Nematodes collected from the area have shown no sign of damage to their genomes, contrary to what might be expected for organisms living in such a dangerous place. The finding doesn't suggest the CEZ is safe, the researchers say, but rather the worms are resilient and able to adroitly adapt to conditions that might be inhospitable to other species.

This, says a team of biologists led by Sophia Tintori of New York University, could offer some insights into DNA repair mechanisms that could one day be adapted for use in human medicine.

Since the explosion of a reactor at the Chernobyl Nuclear Power Plant in April 1986, the area around it and the nearby town of Pripyat in Ukraine have been strictly off-limits to anybody without government approval. The radioactive materials deposited into the environment expose organisms to extremely unsafe levels of ionizing radiation, greatly enhancing the risk of mutation, cancer, and death.

It's going to be thousands of years before 'Chornobyl', as it is spelt in Ukraine, is safe for human habitation again. Most of us know that and steer clear accordingly. But animals … well, they don't understand to stay away. They go where they want, and the exclusion zone has since become a strange sort of radioactive, 2,600-square kilometer (1,000 square mile) animal sanctuary.

Tests of animals that live in the region have shown clear genetic differences from animals that don't. But there's still a lot we don't know about the effects of the disaster on the local ecosystems.

"Chornobyl was a tragedy of incomprehensible scale, but we still don't have a great grasp on the effects of the disaster on local populations," Tintori says. "Did the sudden environmental shift select for species, or even individuals within a species, that are naturally more resistant to ionizing radiation?"

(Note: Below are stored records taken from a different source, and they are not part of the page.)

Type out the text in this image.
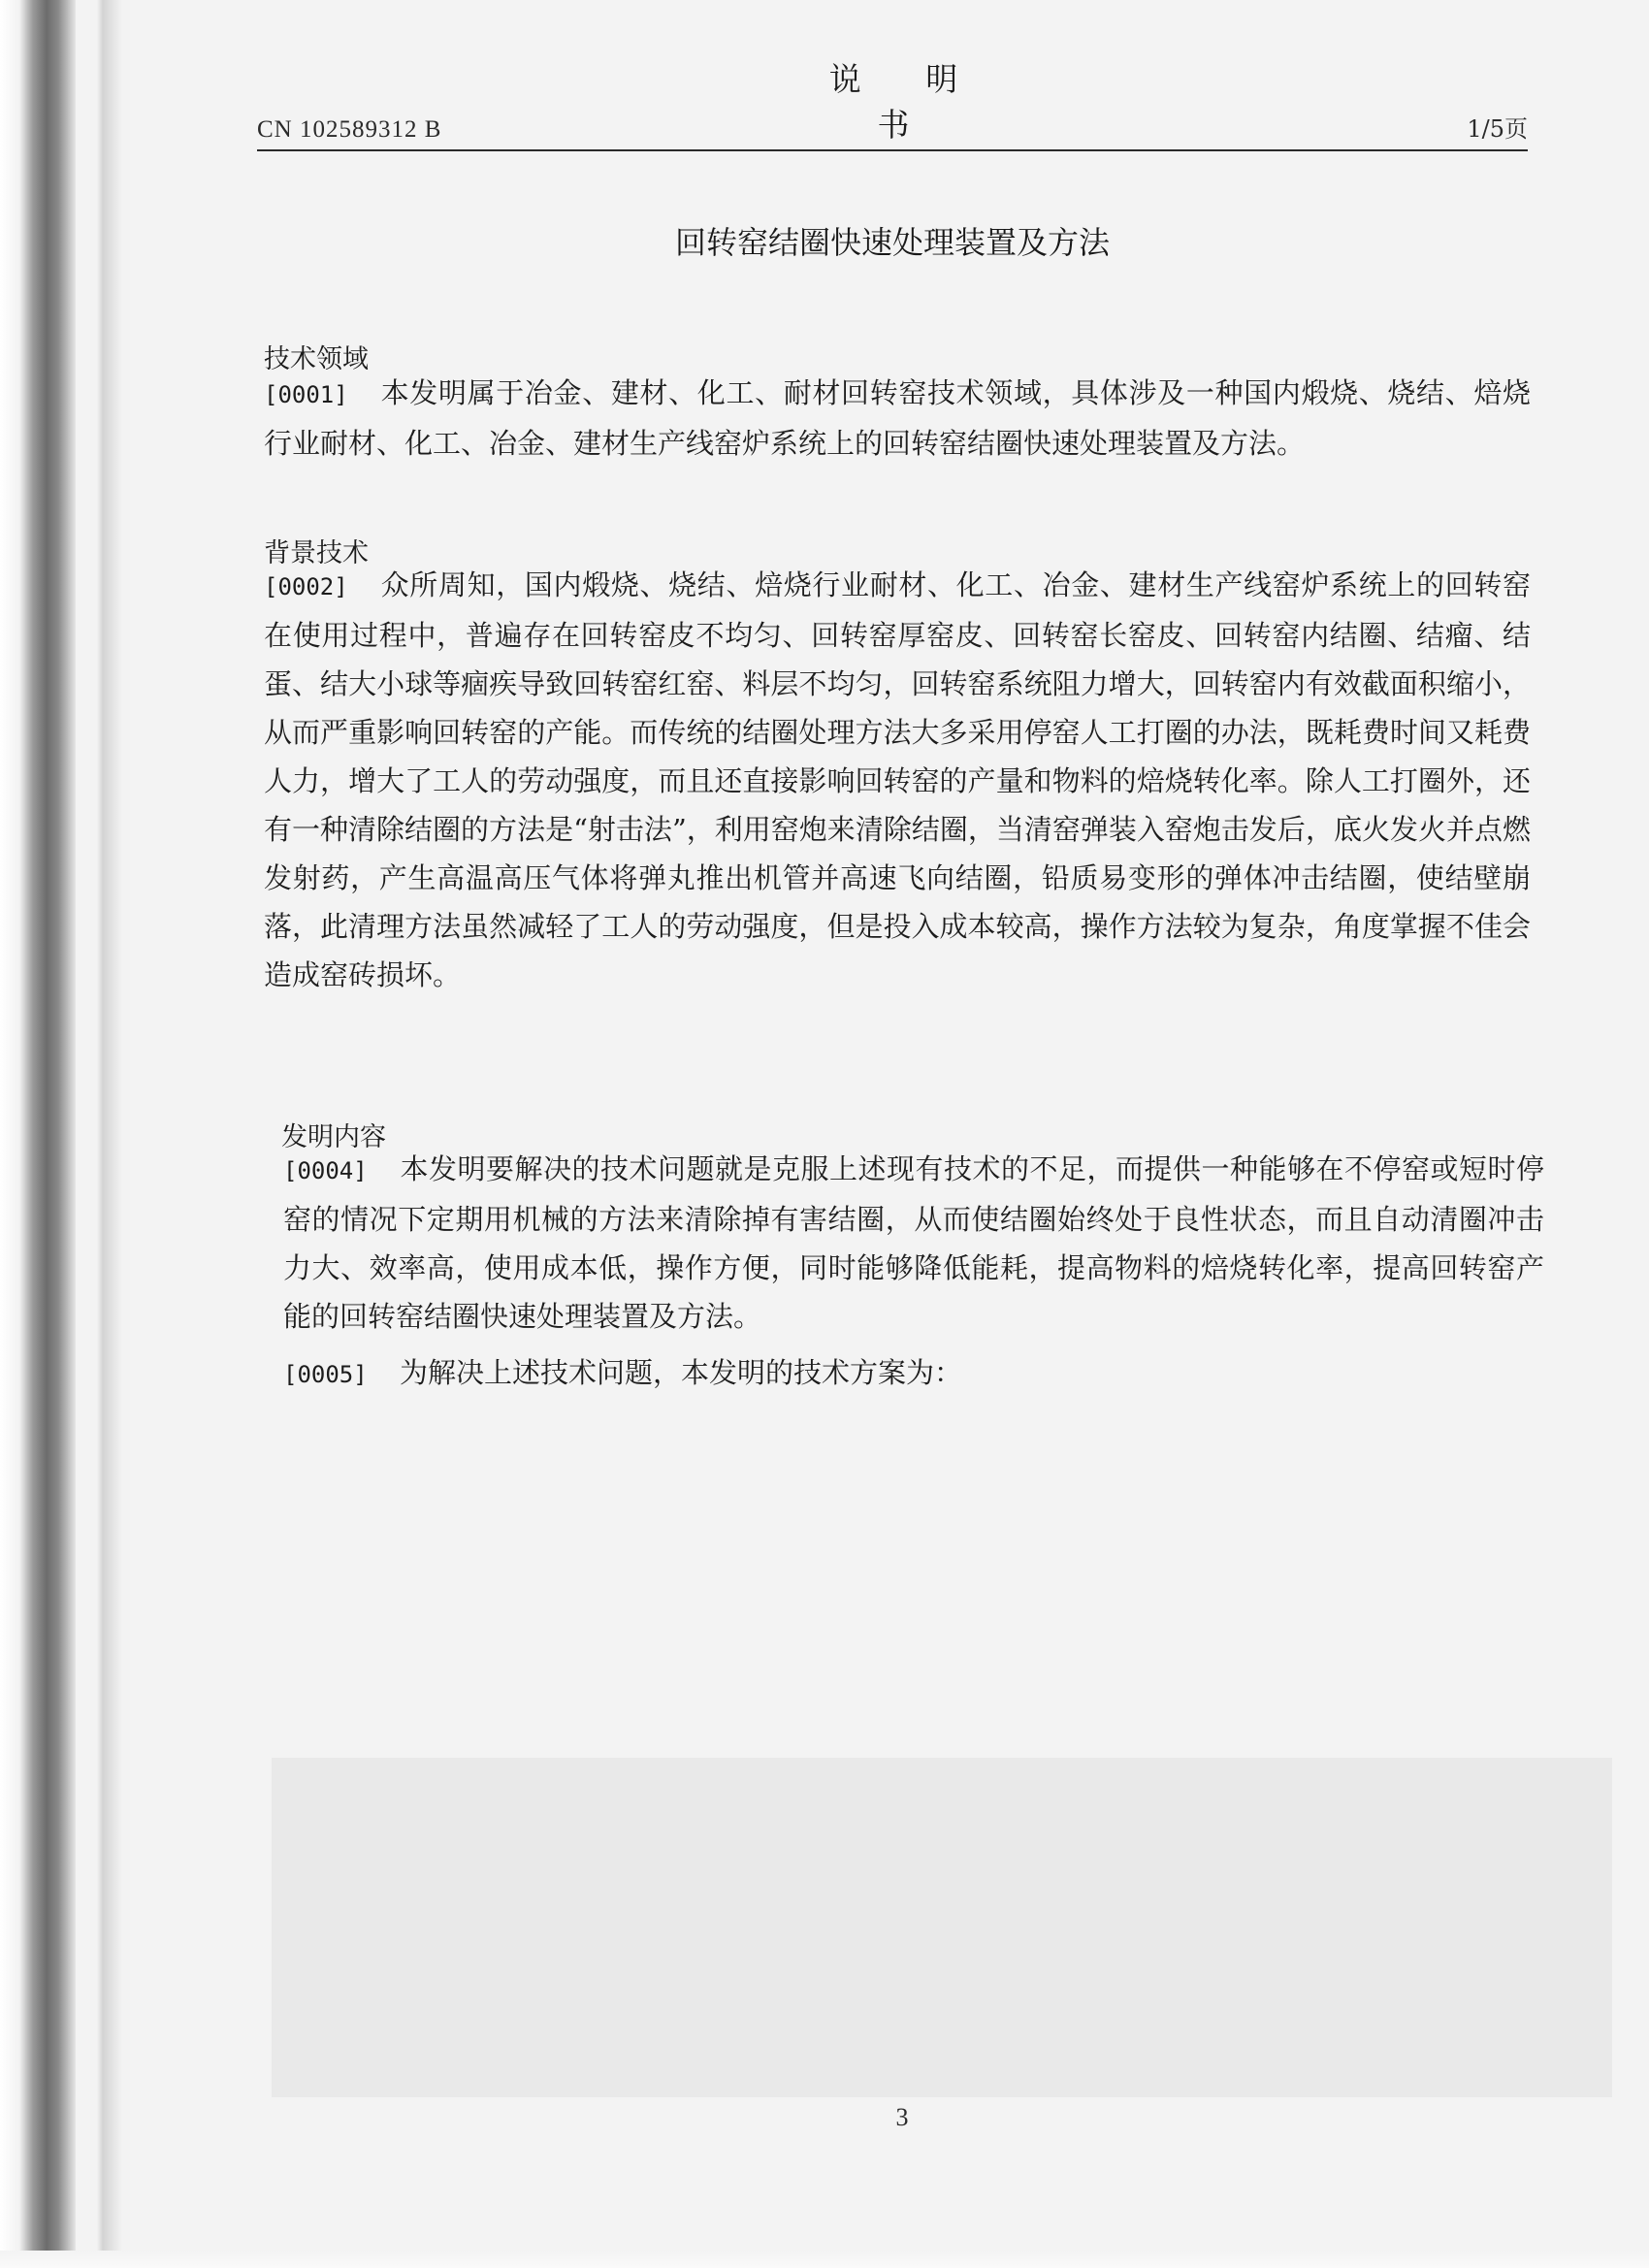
CN 102589312 B
说 明 书	1/5页
回转窑结圈快速处理装置及方法
技术领域
[0001] 本发明属于冶金、建材、化工、耐材回转窑技术领域，具体涉及一种国内煅烧、烧结、焙烧行业耐材、化工、冶金、建材生产线窑炉系统上的回转窑结圈快速处理装置及方法。
背景技术
[0002] 众所周知，国内煅烧、烧结、焙烧行业耐材、化工、冶金、建材生产线窑炉系统上的回转窑在使用过程中，普遍存在回转窑皮不均匀、回转窑厚窑皮、回转窑长窑皮、回转窑内结圈、结瘤、结蛋、结大小球等痼疾导致回转窑红窑、料层不均匀，回转窑系统阻力增大，回转窑内有效截面积缩小，从而严重影响回转窑的产能。而传统的结圈处理方法大多采用停窑人工打圈的办法，既耗费时间又耗费人力，增大了工人的劳动强度，而且还直接影响回转窑的产量和物料的焙烧转化率。除人工打圈外，还有一种清除结圈的方法是“射击法”，利用窑炮来清除结圈，当清窑弹装入窑炮击发后，底火发火并点燃发射药，产生高温高压气体将弹丸推出机管并高速飞向结圈，铅质易变形的弹体冲击结圈，使结壁崩落，此清理方法虽然减轻了工人的劳动强度，但是投入成本较高，操作方法较为复杂，角度掌握不佳会造成窑砖损坏。
发明内容
[0004] 本发明要解决的技术问题就是克服上述现有技术的不足，而提供一种能够在不停窑或短时停窑的情况下定期用机械的方法来清除掉有害结圈，从而使结圈始终处于良性状态，而且自动清圈冲击力大、效率高，使用成本低，操作方便，同时能够降低能耗，提高物料的焙烧转化率，提高回转窑产能的回转窑结圈快速处理装置及方法。
[0005] 为解决上述技术问题，本发明的技术方案为：
3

One way to gain insights into this question is to look at nematodes – microscopic roundworms that live in a range of habitats (including the bodies of other organisms). Nematodes can be remarkably hardy; there have been multiple cases of nematodes reawakening after thousands of years frozen in permafrost.

They have simple genomes, and live short lives, which means multiple generations can be studied in a short space of time. This makes them excellent model organisms for studying a range of things, from biological development, to DNA repair and toxin response. This is why Tintori and her colleagues went digging in Chornobyl to find nematodes of the species Oschieus tipulae, which typically lives in soil.